Less so (imo) were her goodbyes to Ma and Da. There was some warmth between Claire and Bree, but I don’t understand the odd non-goodbye with Jamie (not the actors’ faults). Why didn’t Jamie and Bree get a proper parting?
This hour was an excellent take on the whole Beardsley thing, well-compressed and overall, well-written and directed. I especially liked the last quarter between Jamie and Claire — and the birds!
Speaking of, when I first saw the birds (hard not to think of Game of Thrones), my first thought was: “Whoa, that’s way too many birds!”. And pardon my ignorance, because, during the after-episode breakdown, the writers explained that at that time in the United States, there were billions of passenger pigeons. The more you know …
My ears perk every time I hear someone during the show mention either Frank or Jack Randall, and after Jamie’s “Aye, when I thought Black Jack dead, it allowed me some peace“, I’m on high alert for a Tobias Menzies appearance this season (okay, always).

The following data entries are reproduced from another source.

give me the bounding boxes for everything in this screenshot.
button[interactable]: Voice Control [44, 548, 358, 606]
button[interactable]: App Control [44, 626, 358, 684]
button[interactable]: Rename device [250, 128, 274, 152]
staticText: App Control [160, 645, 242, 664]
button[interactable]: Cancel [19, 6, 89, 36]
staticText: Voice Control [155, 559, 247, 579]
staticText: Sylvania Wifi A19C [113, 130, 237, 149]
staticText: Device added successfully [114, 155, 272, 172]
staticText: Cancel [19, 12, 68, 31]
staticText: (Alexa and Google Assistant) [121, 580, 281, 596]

Speaking of captains, “There’s that pioneering spirit we’re looking for” cracked me up. But with Roger’s utter lack of military and leadership experience, Jamie is putting an awful lot into his new son-in-law’s hands. Set up for failure, perhaps?
Those maggots in the wound and Aaron’s feet (BLECH) nearly made me hurl, so uh, Great job by the production/effects team this episode!
This was a good representation of a traumatized, abused woman — reciting the exact time since she’d been taken her from her home: two years, three months, five days — and Fanny finally being able to share what she’s been through, the fourth wife (who hadn’t borne Aaron a child, so he just killed them off and buried them). It’s easy to understand why she couldn’t handle the thought of being a mother or taking care of someone else.
I know Jamie has some archaic beliefs, but what a funny little reactive expression to hearing your wife say, sure, I’ll knock you off if you become irrevocably incapacitated.
It’s interesting that Jamie sometimes forgets his isn’t the only world, probably partially on accident and subconsciously, on purpose. Imagine having a partner who comes from another time and manages to fairly seamlessly fit herself into your world. It’s fathomable that he could forget she wasn’t always in his time. That said, I don’t love (and despite her demure reaction at that moment, Claire probably doesn’t either) how Jamie wants her to “Put these thoughts away …” Remember back when Jamie spanked his wife? Yeah, I almost forgot, too, but I’ll bet Claire hasn’t. I think she was fine letting the moment pass, but trust, Claire isn’t going to stop talking about sending people back to a “safer” time, regardless of them being away from family.